The goal here is ultimately to appropriate cultural heritage and evoke what the average American conceives as “Greek-ish.” Just like with Quarantine, it takes a story, shaves away the complexities, and “Americanizes” it, losing its essence in the process. This risks a complete misunderstanding of the text's importance to western society.
It also paints a target on the backs of Black actors cast in these roles, who will undoubtedly face racist backlash in online discourse, a controversy that benefits the studio’s marketing more than the actors themselves, and the shielding it provides for any criticism of the movie.
Accuracy is vital when you tie $250 million to a project titled The Odyssey. This isn't just a story about a guy going home and fighting monsters; it is a specific cultural text that draws its significance from the environment in which it existed. The wonder of the rhapsodists’ recitation wasn't just the monsters, but the fact that it depicted the audience's world, their people, and their myths.
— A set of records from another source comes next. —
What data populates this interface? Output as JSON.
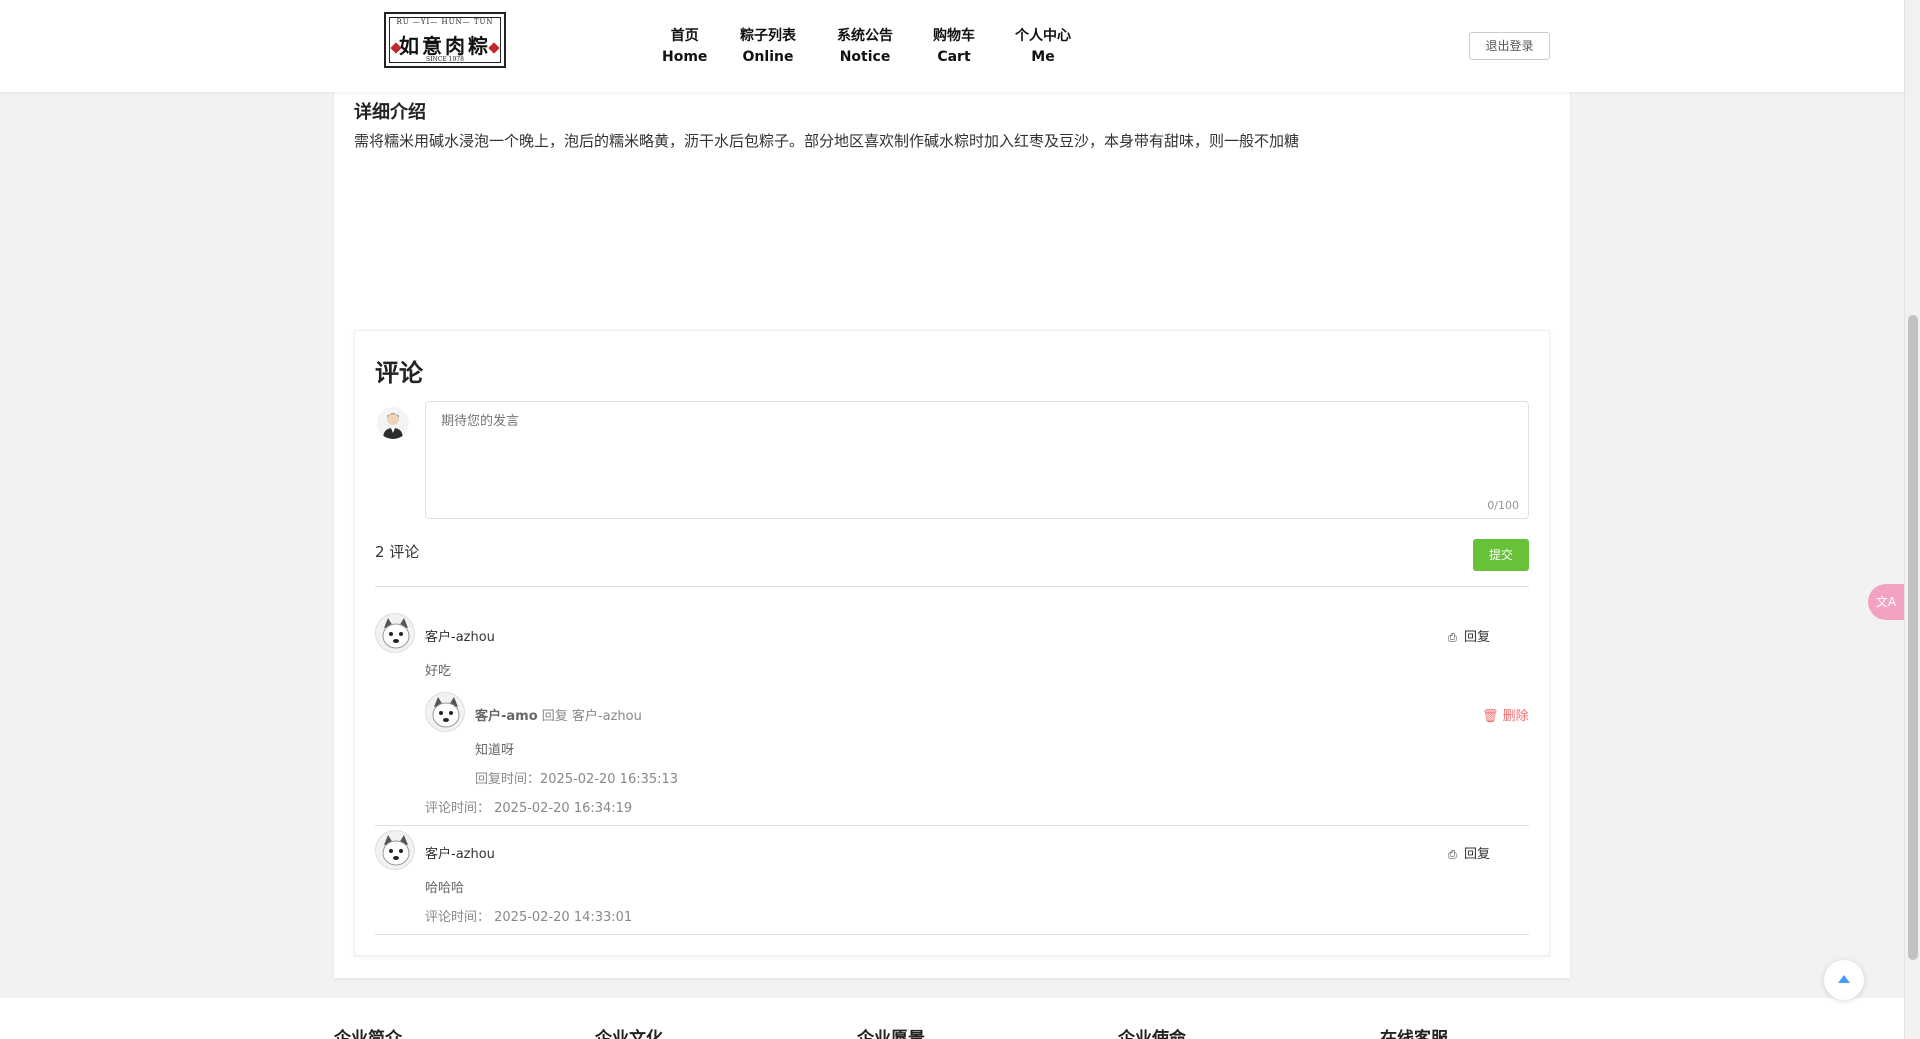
{
  "header": {
    "logo": {
      "top_text": "RU —YI— HUN— TUN",
      "main_text": "如意肉粽",
      "sub_text": "SINCE 1978"
    },
    "nav": [
      {
        "cn": "首页",
        "en": "Home"
      },
      {
        "cn": "粽子列表",
        "en": "Online"
      },
      {
        "cn": "系统公告",
        "en": "Notice"
      },
      {
        "cn": "购物车",
        "en": "Cart"
      },
      {
        "cn": "个人中心",
        "en": "Me"
      }
    ],
    "logout_label": "退出登录"
  },
  "detail": {
    "title": "详细介绍",
    "text": "需将糯米用碱水浸泡一个晚上，泡后的糯米略黄，沥干水后包粽子。部分地区喜欢制作碱水粽时加入红枣及豆沙，本身带有甜味，则一般不加糖"
  },
  "comments": {
    "title": "评论",
    "input_placeholder": "期待您的发言",
    "char_count": "0/100",
    "count_label": "2 评论",
    "submit_label": "提交",
    "reply_label": "回复",
    "delete_label": "删除",
    "items": [
      {
        "user": "客户-azhou",
        "content": "好吃",
        "time": "评论时间： 2025-02-20 16:34:19",
        "reply": {
          "user": "客户-amo",
          "action": " 回复 ",
          "target": "客户-azhou",
          "content": "知道呀",
          "time": "回复时间：2025-02-20 16:35:13"
        }
      },
      {
        "user": "客户-azhou",
        "content": "哈哈哈",
        "time": "评论时间： 2025-02-20 14:33:01"
      }
    ]
  },
  "footer": {
    "items": [
      "企业简介",
      "企业文化",
      "企业愿景",
      "企业使命",
      "在线客服"
    ]
  },
  "widgets": {
    "translate_label": "文A"
  }
}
The film will likely make a bajillion dollars and be praised by those defending it before they've even seen it, simply because of Nolan’s name. Yet, I find this intersects interestingly with the latest U.S. National Security Memorandum claiming Europe is on the brink of “societal collapse” due to Islamism. It is ironic, considering that were it not for Muslim scholars preserving ancient Greek texts—including the epics and Plato’s dialogues—they would not have survived the collapse of the Roman Empire. It seems the “Muslim Threat” has historically shown far more respect to Western heritage than the U.S. film industry has ever mustered.
We shall see what the final product looks like as more trailers, and the movie itself, arrive. For now, I am not hopeful.